National Press Photographers Association

Retired White House Photographer Killed In Carolina Car Crash

 

HENDERSONVILLE, NC (September 15, 2009) – Jack Kightlinger, who was a photographer at the White House for 19 years, was killed on Monday in a two-car auto accident on Howard Gap Road near Hendersonville, NC. His wife, Adele, was severely injured in the wreck and she died today at Mission hospital, their family said. The Kightlinger's were both 77.

Starting in 1967, and for the next 19 years, Kightlinger photographed Presidents Lyndon B. Johnson, Richard Nixon, Gerald Ford, and Jimmy Carter, before retiring during the presidency of Ronald Reagan. Those who knew Kightlinger said that he was proud of a large framed print of a picture of President Reagan using Kightlinger's own camera to take a picture of the photographer on his last day of work at the White House in 1985.

"This is the guy who was really the dean of the White House photographers," President Obama's photographer Pete Souza told News Photographer magazine today while Souza traveled with the President in Philadelphia. "Jack was my mentor when I worked at the White House the first time." Souza was President Reagan's official White House photographer during Reagan's second term in office.

In 2005, Kightlinger told the Times-News during an interview for a feature story that he had traveled to 80 countries to cover the five presidents, and that the job had come to him as a "surprise" while he was serving in the Army Signal Corps in California. When he was 36, he told the newspaper, he was supervising 200 photographers at a military photo lab when he was instructed by telegram to report to Washington, DC, for "a possible assignment." Once there, he found himself competing with military photographers from each service branch for the job, including two lie-detector tests and a week of interviews.

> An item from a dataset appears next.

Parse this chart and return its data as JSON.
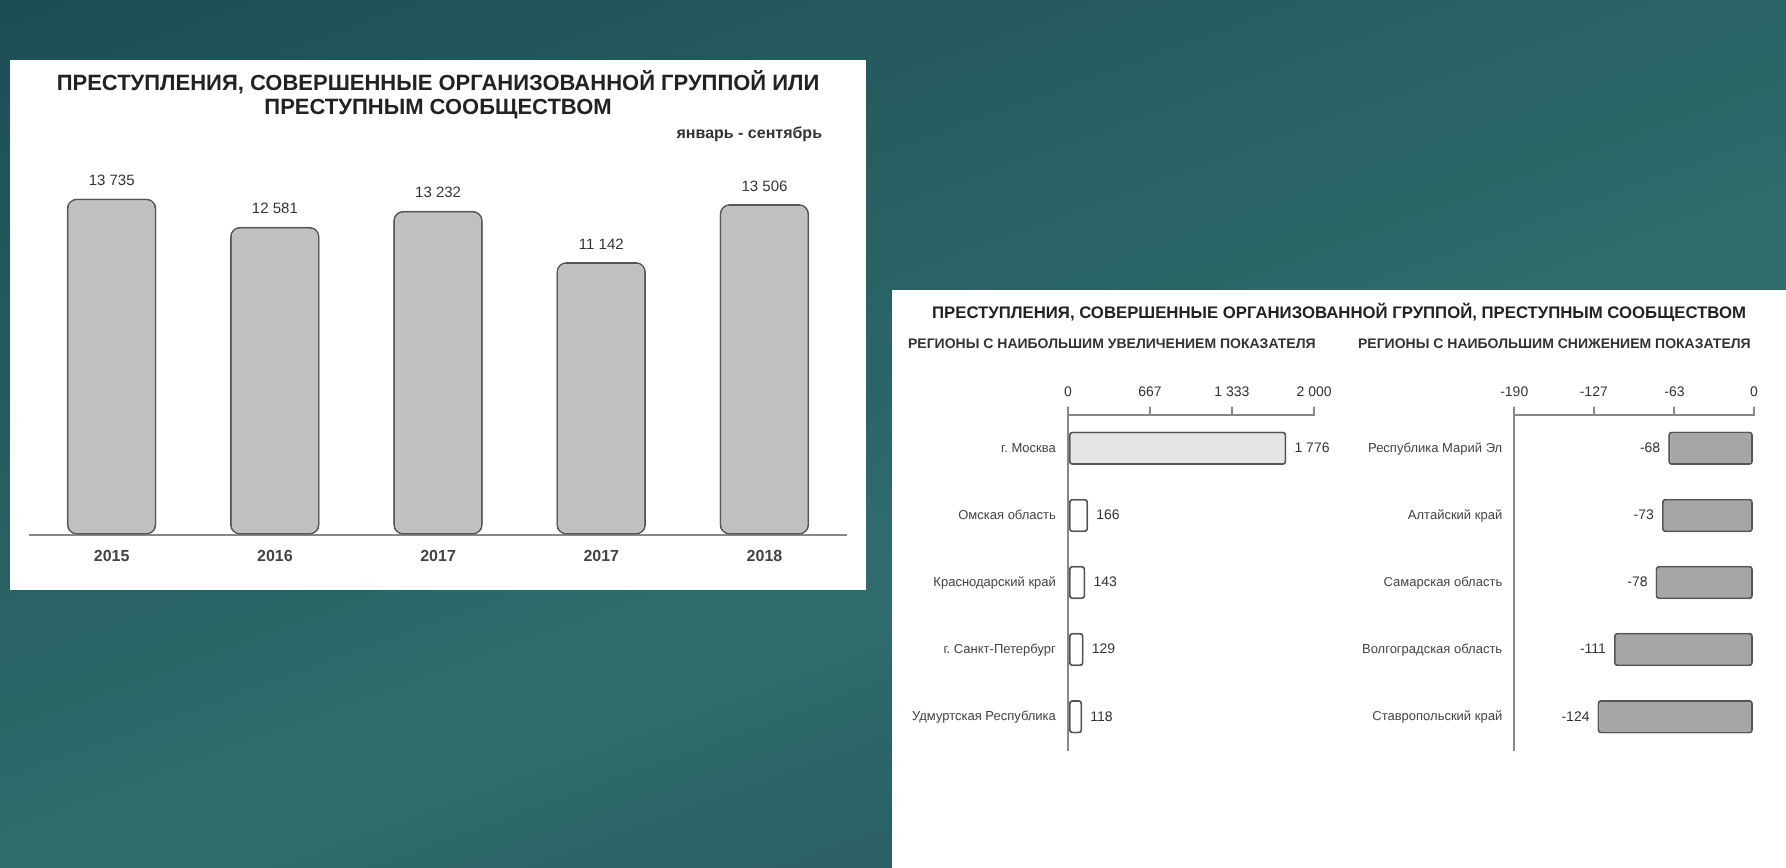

"He was there when I got there," Souza said today, "and [David Hume] Kennerly had kept him on during the Ford administration, and he was assigned to Nelson Rockefeller when Rockefeller was vice president. But if you go back and look at different administrations, Jack is the one who had some of the really iconic images."

Souza said one of the images he remembers most was Kightlinger's picture of President Johnson in July 1968, sitting with his head bent low over a conference table as President sadly listened to an audio tape made by his son-in-law, Captain Charles S. Robb, while Robb served as a Marine officer in Vietnam. On the tape Robb was talking about leading Marines who were being killed in battle. Johnson's daughter Lynda later revealed that LBJ would frequently read the letters that her husband wrote home to her, as well as listening to the Marine's audio tapes, because "my father found them more revealing of the real situation [in Vietnam] that all his Generals' briefings."

A photograph Kightlinger took of Reagan during a bill signing ceremony in California in 1981 was later used by artist Michael J. Deas to paint the portrait of Reagan that was used on the U.S. Post Office stamp of America's fiftieth president. Kightlinger told the Times-News that he saw some "nice light" hitting Reagan's face that day, and so he pulled out a telephoto lens to shoot a series of images. It was one of these shots that Deas used to paint the portrait for the stamp. Reagan "had such a gleam in his eye, it just sparkled," Kightlinger told the newspaper.

On Monday the Kightlingers were traveling south on Howard Gap Road when a northbound Ford Ranger truck crossed the centerline and hit their Toyota Avalon head-on, police said. The truck overturned and caught fire, and first responders pulled the truck's driver, Candice Jenkins, 18, of Hendersonville, from the burning wreckage. Her passenger, Philip Spicer, 21, was also injured. Jenkins was airlifted to Mission Hospital and Spicer was transported by ambulance, the newspaper said. The Kightlingers lived in Flat Rock, NC.

A police investigation into the accident continues.